Last Night’s Solstice Lunar Eclipse: The Basic Science Explained

A rare duo of astronomical events, the December 2010 lunar eclipse occurred on the December 21 winter solstice to produce a beautiful light show for those who were lucky (and awake) enough to watch. During a lunar eclipse, the Earth intercepts the Sun’s path to the Moon, casting a shadow on the Moon that appears red, amber, or gray. Lunar eclipses occur at least twice a year, so you will certainly be able to see the event again. The special part about this particular eclipse, however, is its timing: The last time an eclipse occurred on the solstice was on 1638 (372 years ago), and the next one is projected to occur in 2094. On the day of the winter solstice, the tilt of the Earth is at its farthest position from the Sun, giving us winter.  This also makes the day of the solstice the shortest of the year.

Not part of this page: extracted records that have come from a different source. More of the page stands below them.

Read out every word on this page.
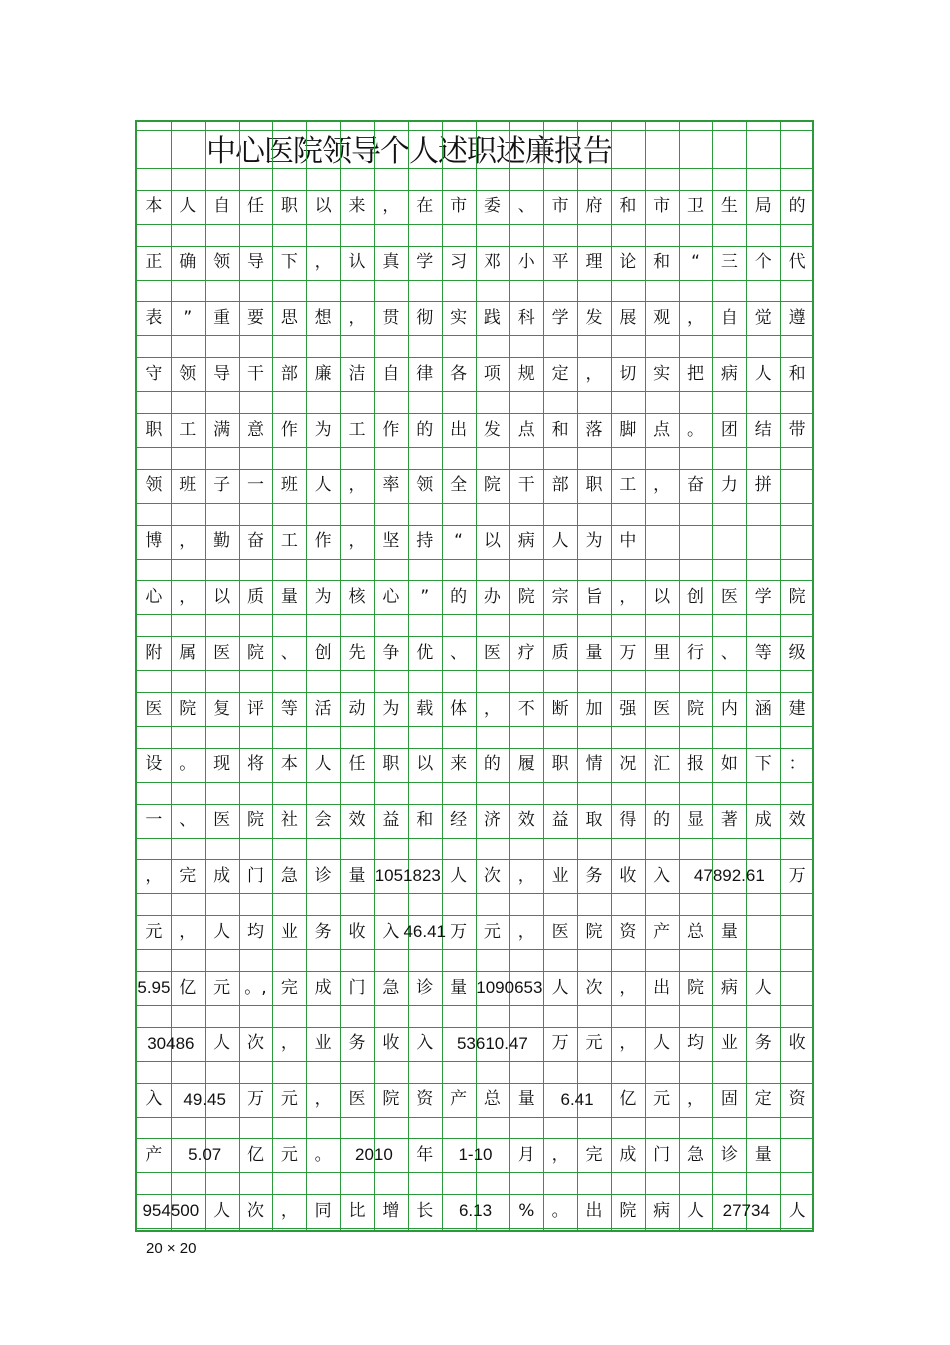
中心医院领导个人述职述廉报告
本 人 自 任 职 以 来 ， 在 市 委 、 市 府 和 市 卫 生 局 的
正 确 领 导 下 ， 认 真 学 习 邓 小 平 理 论 和	“	三 个 代
表	”	重 要 思 想 ， 贯 彻 实 践 科 学 发 展 观 ， 自 觉 遵
守 领 导 干 部 廉 洁 自 律 各 项 规 定 ， 切 实 把 病 人 和
职 工 满 意 作 为 工 作 的 出 发 点 和 落 脚 点 。 团 结 带
领 班 子 一 班 人 ， 率 领 全 院 干 部 职 工 ， 奋 力 拼
博 ， 勤 奋 工 作 ， 坚 持	“	以 病 人 为 中
心 ， 以 质 量 为 核 心	”	的 办 院 宗 旨 ， 以 创 医 学 院
附 属 医 院 、 创 先 争 优 、 医 疗 质 量 万 里 行 、 等 级
医 院 复 评 等 活 动 为 载 体 ， 不 断 加 强 医 院 内 涵 建
设 。 现 将 本 人 任 职 以 来 的 履 职 情 况 汇 报 如 下 ：
一 、 医 院 社 会 效 益 和 经 济 效 益 取 得 的 显 著 成 效
， 完 成 门 急 诊 量 1051823 人 次 ， 业 务 收 入	47892.61	万
元 ， 人 均 业 务 收 入 46.41 万 元 ， 医 院 资 产 总 量
5.95 亿 元 。, 完 成 门 急 诊 量 1090653 人 次 ， 出 院 病 人
30486	人 次 ， 业 务 收 入	53610.47	万 元 ， 人 均 业 务 收
入	49.45	万 元 ， 医 院 资 产 总 量	6.41	亿 元 ， 固 定 资
产	5.07	亿 元 。	2010	年	1-10	月 ， 完 成 门 急 诊 量
954500 人 次 ， 同 比 增 长	6.13	%	。 出 院 病 人	27734	人
20 × 20
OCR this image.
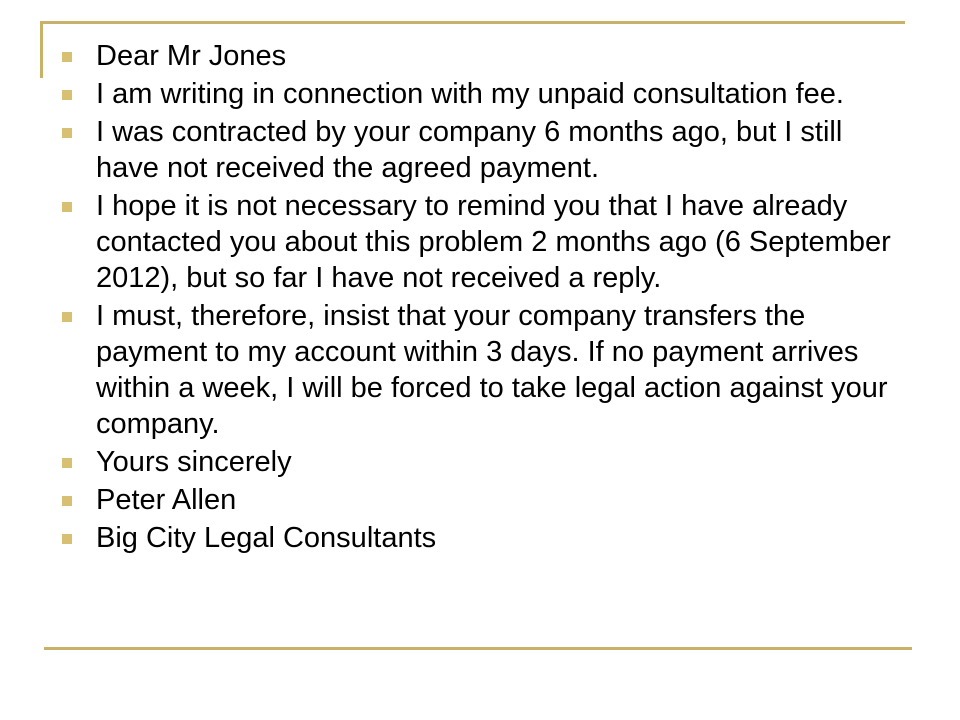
Dear Mr Jones
I am writing in connection with my unpaid consultation fee.
I was contracted by your company 6 months ago, but I still have not received the agreed payment.
I hope it is not necessary to remind you that I have already contacted you about this problem 2 months ago (6 September 2012), but so far I have not received a reply.
I must, therefore, insist that your company transfers the payment to my account within 3 days. If no payment arrives within a week, I will be forced to take legal action against your company.
Yours sincerely
Peter Allen
Big City Legal Consultants
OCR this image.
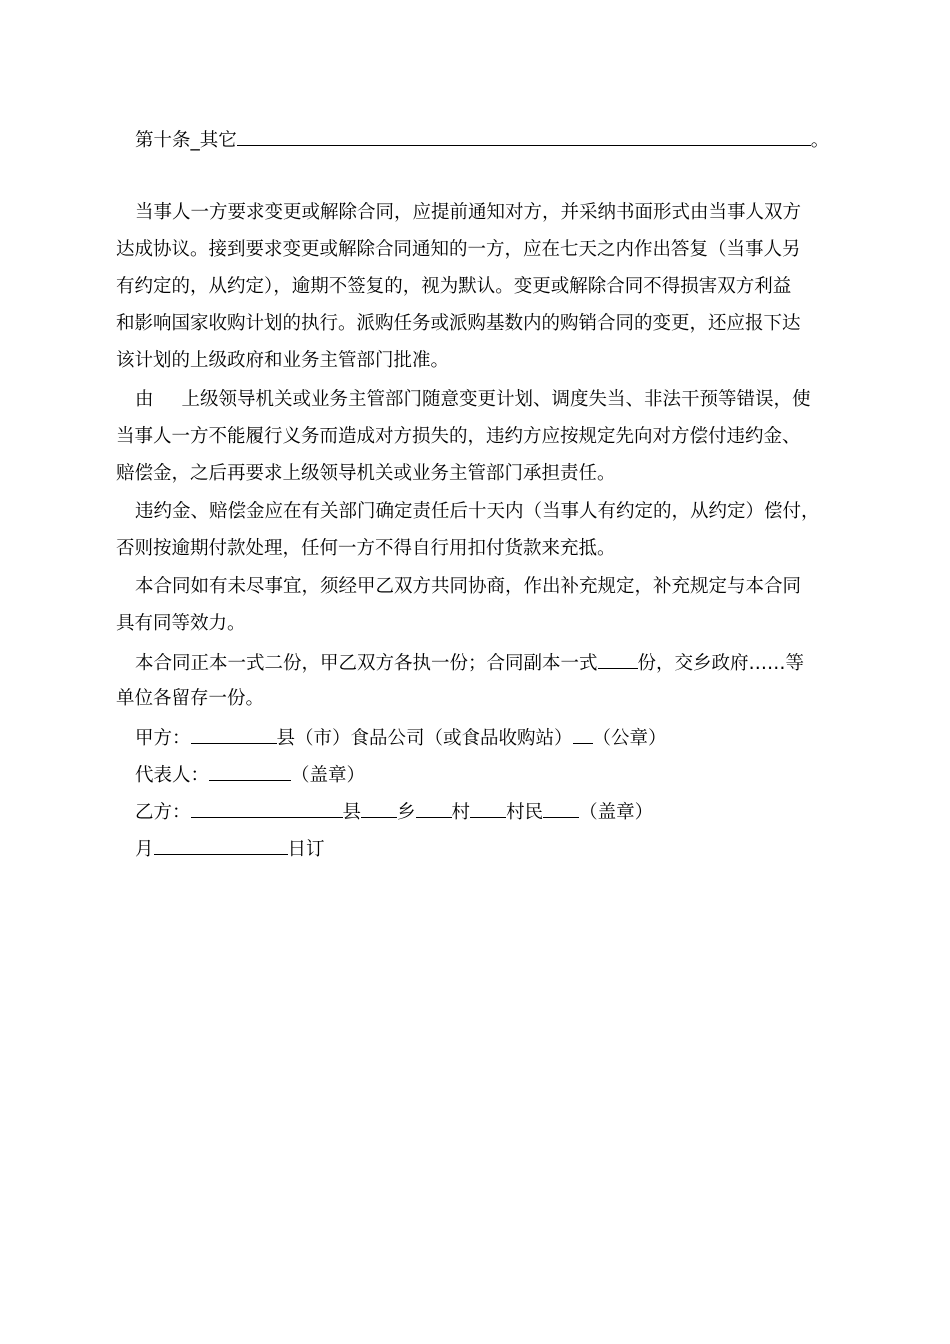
第十条_其它	。
当事人一方要求变更或解除合同，应提前通知对方，并采纳书面形式由当事人双方
达成协议。接到要求变更或解除合同通知的一方，应在七天之内作出答复（当事人另
有约定的，从约定），逾期不签复的，视为默认。变更或解除合同不得损害双方利益
和影响国家收购计划的执行。派购任务或派购基数内的购销合同的变更，还应报下达
该计划的上级政府和业务主管部门批准。
由 上级领导机关或业务主管部门随意变更计划、调度失当、非法干预等错误，使
当事人一方不能履行义务而造成对方损失的，违约方应按规定先向对方偿付违约金、
赔偿金，之后再要求上级领导机关或业务主管部门承担责任。
违约金、赔偿金应在有关部门确定责任后十天内（当事人有约定的，从约定）偿付，
否则按逾期付款处理，任何一方不得自行用扣付货款来充抵。
本合同如有未尽事宜，须经甲乙双方共同协商，作出补充规定，补充规定与本合同
具有同等效力。
本合同正本一式二份，甲乙双方各执一份；合同副本一式 份，交乡政府……等
单位各留存一份。
甲方：	县（市）食品公司（或食品收购站） （公章）
代表人：	（盖章）
乙方：	县 乡 村 村民 （盖章）
月	日订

The eclipse began on December 21, 2010 at 12:33 AM, and the Moon was completely engulfed in the Earth’s shadow at 1:41 AM (CST). Take a look at this time lapse video for a peek if you missed it:

So when is the Earth’s shadow visible? Well, it’s actually the moment in the video when the Moon turns red. Sunlight is made up of all colors of the spectrum, from red to violet, and then some beyond the visible spectrum. The Earth’s atmosphere scatters blue light (which is why the sky is blue), so the light that makes it to the Moon is red, causing a red shadow to appear on the Moon’s surface.

Why do you see the Moon go black before it becomes red? Shouldn’t it just go from white to red? If you look at a picture of the Sun, Earth and Moon during a lunar eclipse, you can see that sunlight from each edge of the sun crosses each edge of the Earth, creating cone-shaped shadows in space called Penumbra. These shadows appear on the Moon’s surface as darkness before the Moon moves directly into the Earth’s path, or Umbra.

Courtesy of Space.com

 

You can also view this from the Moon’s point of view!

Courtesy of Space.com

 

Speaking of the Moon’s point of view, the temperature of the Moon goes wild during lunar eclipses. Ordinarily, the temperature of the surface of the Moon exposed to the Sun (during a full moon) is 266 degrees Fahrenheit. During a lunar eclipse, the temperature of the Moon drops to -146 degrees Fahrenheit-all in the span of 90 minutes! The lack of an atmosphere on the Moon means that it can’t control heat loss into space during an eclipse. Kind of makes you want to do something nice for the ozone layer, right?

Courtesy of some nice lady on Twitter. Please don't sue me.

Some really gorgeous photos were captured from this event. This one, from a viewer in Manhattan, caught this shot of the Moon from her balcony:

And this one, which showed up on the Associated Press this morning, showing the Moon entering one of the two Penumbra over the top of the Chrysler Building in New York:

Courtesy of the Associated Press

 

The nice thing about lunar eclipses is that, unlike solar eclipses, in which the Moon blocks the Sun’s path to the Earth, lunar eclipses can be viewed from anywhere in the world at night, and don’t require special eye protection, although visibility is optimal in different parts of the world during different eclipses. There will be two lunar eclipses in 2011: June 15, 2011 and December 10, 2011. Get out there!